At the Aldrich, the extant group of five (Hammond destroyed Floorpiece I) is shown, for the first time, as the artist intended: on the ground with bare surrounding walls. Rather than positioned on low platforms as in the past, the rugs rest on the maple floors of a double-height room, and their isolation accentuates their horizontality. Hammond’s works clearly engaged with her contemporaries like Carl Andre, whose metal grids were critically disparaged as “rugs,” but the allusion was not just art historical, as Julia Bryan-Wilson has elaborated in Fray: Art and Textile Politics (2017). Instead, the braided mats evoked a spectrum of lesbian and queer euphemism, sexualizing their position with references to coded slang that “render this horizontality and lowness specifically lesbian.”
Despite Hammond’s frequent use of textiles and her recurring interest in braiding and weaving, the Floorpieces are in some sense outliers in her practice, and not just for their position and color palette, which is far brighter than many of the rusts and dusty browns and bone-colored whites that she used in later paintings. Never again would she be as evasive in her application of paint, and her use of craft techniques and materials would henceforth be more clearly subordinate to painting itself.
Hammond left New York in 1984 for New Mexico, and the change in her artwork is palpable. The paintings became bigger—some as large as eighteen feet across—and her materials shifted from urban detritus to objects with rural overtones. Throughout the 1980s and ’90s, she focused on, as she put it, “metaphors of land and the gendered body as sites of exploitation.” In Untitled (1995), two panels, each just over six by three feet, have been covered with short, uniform lengths of straw. Along the joining seam of the diptych, she has painted the straw a deep red, turning the threshold into a blood-soaked wound. The conflations of nature and the female body may walk the line of essentialism, but Hammond’s engagement with technical versions of natural materials—in this example, the straw had been cut to uniform lengths to be used for adobe bricks or mud plaster—offers a level of nuance that avoids such easy readings.
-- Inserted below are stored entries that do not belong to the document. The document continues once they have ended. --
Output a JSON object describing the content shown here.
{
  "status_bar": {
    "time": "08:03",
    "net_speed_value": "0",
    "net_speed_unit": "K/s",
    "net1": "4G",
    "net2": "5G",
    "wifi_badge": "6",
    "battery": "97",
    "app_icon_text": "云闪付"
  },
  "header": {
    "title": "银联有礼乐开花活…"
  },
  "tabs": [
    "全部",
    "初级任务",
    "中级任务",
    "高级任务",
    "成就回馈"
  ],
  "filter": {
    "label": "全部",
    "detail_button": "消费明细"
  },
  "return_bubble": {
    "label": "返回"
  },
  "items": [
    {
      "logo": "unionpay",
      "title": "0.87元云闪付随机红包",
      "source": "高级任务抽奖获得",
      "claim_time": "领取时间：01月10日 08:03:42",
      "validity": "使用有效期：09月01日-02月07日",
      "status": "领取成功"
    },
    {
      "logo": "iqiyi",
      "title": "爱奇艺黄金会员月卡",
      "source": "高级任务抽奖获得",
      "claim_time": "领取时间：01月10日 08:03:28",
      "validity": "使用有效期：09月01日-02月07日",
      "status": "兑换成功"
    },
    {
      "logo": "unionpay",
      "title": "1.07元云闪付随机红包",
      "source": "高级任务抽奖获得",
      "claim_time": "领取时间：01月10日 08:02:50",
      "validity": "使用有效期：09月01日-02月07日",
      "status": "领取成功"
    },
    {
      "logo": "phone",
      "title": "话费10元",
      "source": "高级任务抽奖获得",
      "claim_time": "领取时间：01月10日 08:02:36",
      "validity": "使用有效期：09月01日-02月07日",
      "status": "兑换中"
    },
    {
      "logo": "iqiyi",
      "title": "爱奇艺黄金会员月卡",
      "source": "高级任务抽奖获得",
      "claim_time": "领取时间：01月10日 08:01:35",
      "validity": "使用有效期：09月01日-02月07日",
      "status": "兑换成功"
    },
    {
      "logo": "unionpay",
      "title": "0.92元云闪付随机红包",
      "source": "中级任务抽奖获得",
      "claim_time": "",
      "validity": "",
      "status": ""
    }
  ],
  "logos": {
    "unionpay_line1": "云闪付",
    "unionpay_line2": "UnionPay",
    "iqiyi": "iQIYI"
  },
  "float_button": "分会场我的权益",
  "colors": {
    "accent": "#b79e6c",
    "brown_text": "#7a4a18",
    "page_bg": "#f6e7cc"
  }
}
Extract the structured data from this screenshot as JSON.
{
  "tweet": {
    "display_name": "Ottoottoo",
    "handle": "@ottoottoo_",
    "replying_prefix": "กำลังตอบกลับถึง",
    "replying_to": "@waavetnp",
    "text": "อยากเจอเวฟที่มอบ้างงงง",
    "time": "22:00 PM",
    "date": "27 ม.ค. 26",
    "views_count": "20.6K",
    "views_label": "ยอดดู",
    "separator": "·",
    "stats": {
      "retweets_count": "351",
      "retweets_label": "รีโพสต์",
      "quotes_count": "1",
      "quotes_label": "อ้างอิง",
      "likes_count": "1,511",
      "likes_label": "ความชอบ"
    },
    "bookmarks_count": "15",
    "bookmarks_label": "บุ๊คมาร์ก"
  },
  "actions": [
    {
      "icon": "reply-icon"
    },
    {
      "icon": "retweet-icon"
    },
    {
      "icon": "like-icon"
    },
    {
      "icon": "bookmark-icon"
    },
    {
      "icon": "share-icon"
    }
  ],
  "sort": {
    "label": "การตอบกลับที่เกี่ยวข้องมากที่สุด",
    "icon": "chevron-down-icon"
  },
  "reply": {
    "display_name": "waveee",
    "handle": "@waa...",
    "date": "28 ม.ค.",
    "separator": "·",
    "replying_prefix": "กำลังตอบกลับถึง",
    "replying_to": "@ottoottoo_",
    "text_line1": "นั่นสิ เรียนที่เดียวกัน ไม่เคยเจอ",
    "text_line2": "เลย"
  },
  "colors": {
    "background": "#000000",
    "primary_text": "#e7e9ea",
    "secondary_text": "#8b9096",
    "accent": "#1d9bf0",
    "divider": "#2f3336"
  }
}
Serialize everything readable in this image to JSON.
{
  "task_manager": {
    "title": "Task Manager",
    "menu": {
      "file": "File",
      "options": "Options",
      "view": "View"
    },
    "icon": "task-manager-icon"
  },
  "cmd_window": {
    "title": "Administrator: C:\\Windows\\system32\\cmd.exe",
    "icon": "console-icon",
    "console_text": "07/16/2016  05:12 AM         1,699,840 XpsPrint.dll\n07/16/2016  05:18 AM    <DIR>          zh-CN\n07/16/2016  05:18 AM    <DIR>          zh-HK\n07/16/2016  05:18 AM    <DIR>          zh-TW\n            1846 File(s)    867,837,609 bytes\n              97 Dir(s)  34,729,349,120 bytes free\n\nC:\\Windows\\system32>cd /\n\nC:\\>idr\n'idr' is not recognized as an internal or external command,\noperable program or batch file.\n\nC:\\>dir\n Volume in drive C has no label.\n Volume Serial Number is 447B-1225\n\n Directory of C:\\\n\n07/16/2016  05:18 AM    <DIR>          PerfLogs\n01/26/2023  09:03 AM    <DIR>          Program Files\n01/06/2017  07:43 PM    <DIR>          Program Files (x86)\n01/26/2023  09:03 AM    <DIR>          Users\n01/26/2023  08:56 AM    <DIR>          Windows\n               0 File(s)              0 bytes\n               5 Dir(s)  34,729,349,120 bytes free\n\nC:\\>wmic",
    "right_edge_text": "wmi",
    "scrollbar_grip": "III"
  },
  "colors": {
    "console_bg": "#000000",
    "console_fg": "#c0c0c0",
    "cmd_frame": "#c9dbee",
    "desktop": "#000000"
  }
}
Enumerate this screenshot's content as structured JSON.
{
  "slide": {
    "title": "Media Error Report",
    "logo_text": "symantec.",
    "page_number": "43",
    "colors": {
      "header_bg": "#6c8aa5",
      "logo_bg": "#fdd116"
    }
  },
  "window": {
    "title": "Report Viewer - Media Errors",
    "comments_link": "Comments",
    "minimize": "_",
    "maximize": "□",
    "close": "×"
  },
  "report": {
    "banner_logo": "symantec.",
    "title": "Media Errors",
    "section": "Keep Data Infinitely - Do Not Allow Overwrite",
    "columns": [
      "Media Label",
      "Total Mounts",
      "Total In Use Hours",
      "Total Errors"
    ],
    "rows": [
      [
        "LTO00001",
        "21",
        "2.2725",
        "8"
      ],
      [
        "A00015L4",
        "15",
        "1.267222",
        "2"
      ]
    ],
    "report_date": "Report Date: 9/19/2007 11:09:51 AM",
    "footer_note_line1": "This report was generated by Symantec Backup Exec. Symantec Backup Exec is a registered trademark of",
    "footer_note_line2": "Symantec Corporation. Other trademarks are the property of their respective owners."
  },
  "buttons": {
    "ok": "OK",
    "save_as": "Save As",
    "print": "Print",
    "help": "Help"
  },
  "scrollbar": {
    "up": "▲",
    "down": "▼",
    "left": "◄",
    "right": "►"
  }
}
The “near monochromes” of the last few years include straps, grommets, and ties—all manner of binds—that in a piece like Bandaged Grid #1 (2015) are encased within thin layers of creams and tans against a grid of small holes. Flecks of red and brown drip and even ooze from some of the perforations. Yet despite the intimation of gauze and dressings, Hammond’s painting seems more invested in the materiality of its components than in any metaphorical attempt to salve or heal.
Seeing Hammond’s works together, moving through them chronologically, it becomes apparent that over time the pieces have become increasingly attuned to the vagaries of our somatic responses to abstraction. The danger that Hammond identified as a feature of feminist art has shifted, too. Masterfully relating the viscosity of paint to our own bodily experiences, Hammond has always been attentive to the canvas and the body as sites of rupture, and potential hazard, but the arc of her career suggests that in the 1970s “dangerous” was an assertion of the power feminist art could wield. Now, the threat posed by feminist art—and by extension lesbian and queer art—lies in a refusal to be limited by the categorical logic that might seem to name it. The danger is in its indeterminacy.